Dans un premier temps, nous sommes dans l’urgence, donc je ne veux rien d'autre que le maintien. Ce n’est que l’intersaison que nous allons basculer et construire vraiment. Le but est de retrouver le haut du tableau de cette Pro D2, jouer des phases finales, et essayer de retrouver le Top 14 par la suite.
Quand je vois l’outil de travail qui est en train de se construire à Agen, le club n’aura strictement rien à envier à des clubs de Top 14. Je suis impressionné par les infrastructures.

Vous l’avez dit, le groupe est très jeune. Comment pensez-vous l’amener à maturité sur trois ans ?

Déjà en développant leurs aptitudes physiques, techniques et tactiques. Et surtout, en mettant les joueurs actuels au cœur du projet. Il faut qu’ils se sentent importants, car c’est le cas. Comme je vous l'ai dit, j'ai déjà rencontré des jeunes. Je compte sur eux pour les trois années à venir. Il faut les amener à leur meilleur niveau. Le mental est déjà là car ils se sont forgés dans la difficulté du Top 14. Maintenant, il faut les développer grâce à notre projet rugby et en faire des leaders.

Retrouver le haut de la Pro D2 puis le Top 14

Vous n’arrivez donc pas seul. Christophe Deylaud sera avec vous. Il paraît que vous avez failli entraîner ensemble à Colomiers…

Tout à fait. On avait mangé ensemble. J’étais à la recherche d’un adjoint pour entraîner les trois-quarts. Le profil de Christophe m’a toujours plu. Je sais ses valeurs, sa fidélité, l’homme qu’il est. Il a beaucoup d’expérience. Il était ma priorité à l’époque. Mais entre-temps, j’ai signé à Clermont.

Inutile de dire que lorsque Jeff m’a proposé de m’associer à Christophe, je n’ai pas hésité à dire oui. Surtout, Christophe m’intéresse encore plus à Agen. Par rapport à son histoire avec le club. Avec Christian, ils avaient amené ce club tout en haut du rugby français avec une finale en 2002 perdue sur un coup du sort. Dans notre équipe jeune, il va transmettre les valeurs, l’héritage et la culture du club. Et quel héritage : Agen fait partie du Top 5 des clubs français sur le plan historique.

Mais vous ne serez pas que tous les deux.

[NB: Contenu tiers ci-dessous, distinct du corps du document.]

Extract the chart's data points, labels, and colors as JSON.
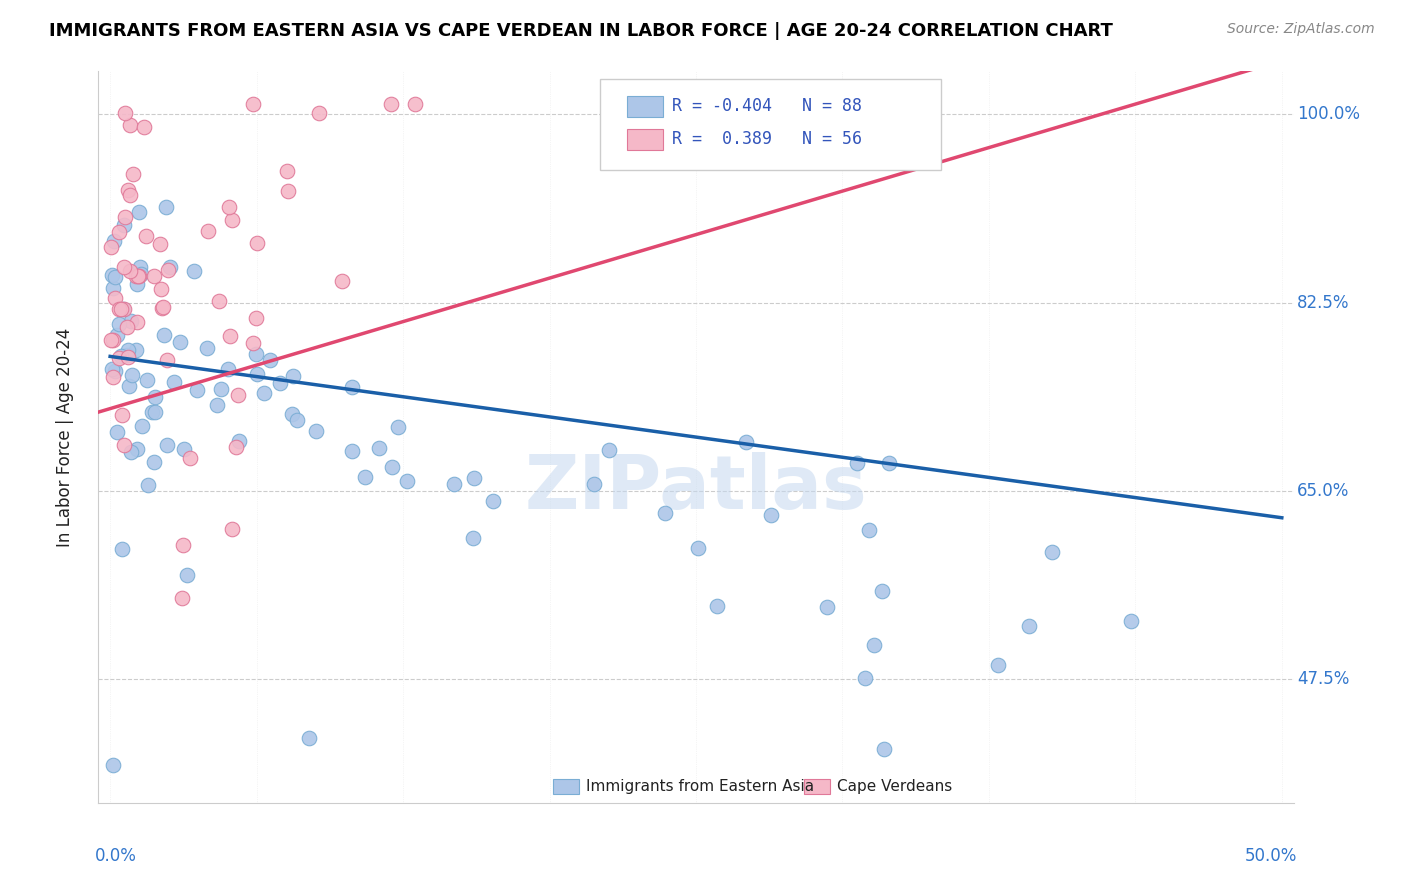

Je n’ai pas hésité non plus quand on m’a proposé de rester avec Sylvain et David. Ils ont fait un gros travail. Ils ont eu beaucoup de pression et n’ont jamais rien lâché alors que ce n’était pas évident. Ce sont deux jeunes entraîneurs. Quand je parle de stabilité, ils en font partie.

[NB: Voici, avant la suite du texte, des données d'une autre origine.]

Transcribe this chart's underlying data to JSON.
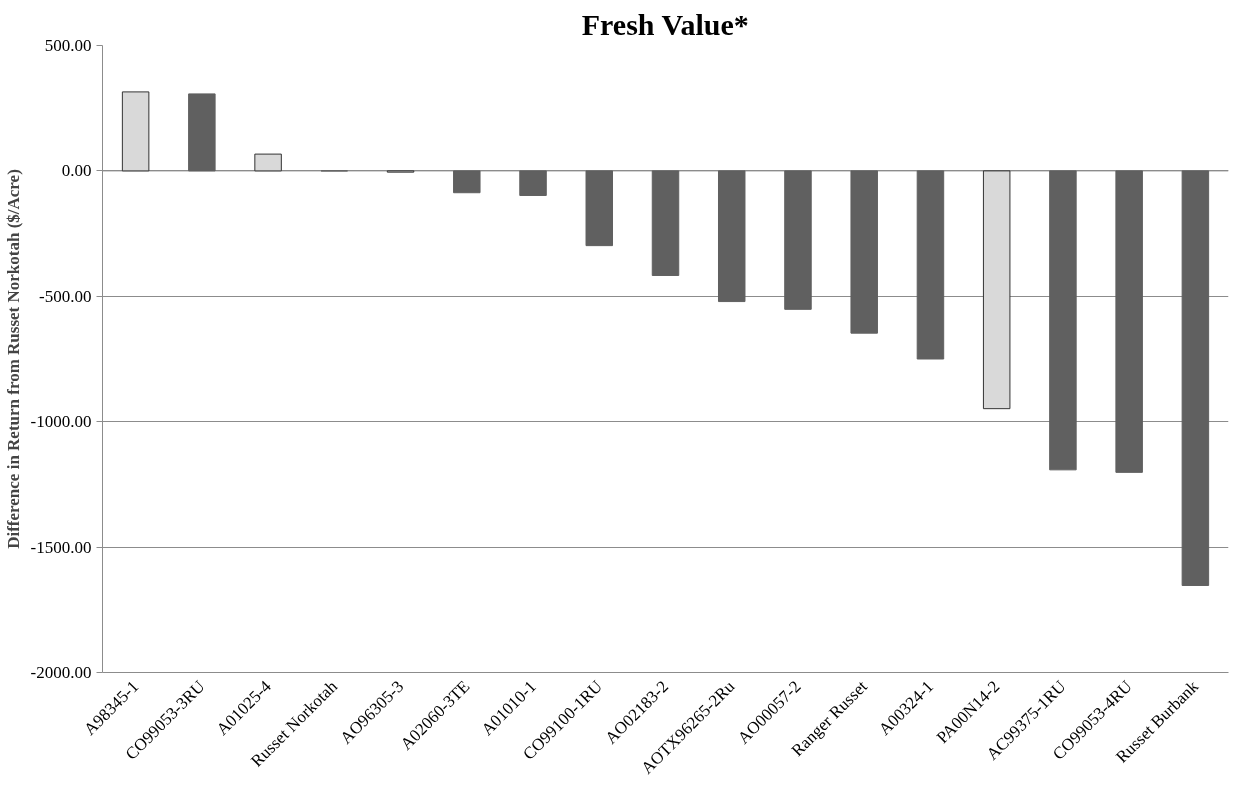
{
  "chart_data": {
    "type": "bar",
    "title": "Fresh Value*",
    "ylabel": "Difference in Return from Russet Norkotah ($/Acre)",
    "categories": [
      "A98345-1",
      "CO99053-3RU",
      "A01025-4",
      "Russet Norkotah",
      "AO96305-3",
      "A02060-3TE",
      "A01010-1",
      "CO99100-1RU",
      "AO02183-2",
      "AOTX96265-2Ru",
      "AO00057-2",
      "Ranger Russet",
      "A00324-1",
      "PA00N14-2",
      "AC99375-1RU",
      "CO99053-4RU",
      "Russet Burbank"
    ],
    "values": [
      315,
      307,
      67,
      0,
      -5,
      -87,
      -98,
      -298,
      -417,
      -521,
      -552,
      -647,
      -750,
      -948,
      -1192,
      -1202,
      -1653
    ],
    "colors": [
      "#d9d9d9",
      "#606060",
      "#d9d9d9",
      "#606060",
      "#d9d9d9",
      "#606060",
      "#606060",
      "#606060",
      "#606060",
      "#606060",
      "#606060",
      "#606060",
      "#606060",
      "#d9d9d9",
      "#606060",
      "#606060",
      "#606060"
    ],
    "ylim": [
      -2000,
      500
    ],
    "yticks": [
      {
        "value": -2000,
        "label": "-2000.00"
      },
      {
        "value": -1500,
        "label": "-1500.00"
      },
      {
        "value": -1000,
        "label": "-1000.00"
      },
      {
        "value": -500,
        "label": "-500.00"
      },
      {
        "value": 0,
        "label": "0.00"
      },
      {
        "value": 500,
        "label": "500.00"
      }
    ],
    "grid": "y"
  }
}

Justement, comment va s’articuler votre travail en tant que quatuor ?

Christophe sera sur l’organisation offensive et défensive. Il sera avec Sylvain sur les arrières. Il devra aussi développer les jeunes et transmettre la culture du club. Sylvain sera toujours coach des trois-quarts, en charge des skills. J’ai beaucoup parlé avec lui, sa vision du rugby me plaît. Il sera aussi sur l’organisation offensive et défensive.

David sera entraîneur de la mêlée, des avants, des skills. Il ne faut pas oublier Jérôme Miquel qui est intervenant dans le jeu au pied et dans la stratégie. Quant à moi, j’aurai une vision plus globale. Je serai le garant du projet de jeu et de la culture de ce club. Je m’occuperai des contrats. Je trancherai sur la composition de l’équipe. Je serai également sur le terrain avec David. On va s’atteler à améliorer la touche et la défense sur ballon porté. 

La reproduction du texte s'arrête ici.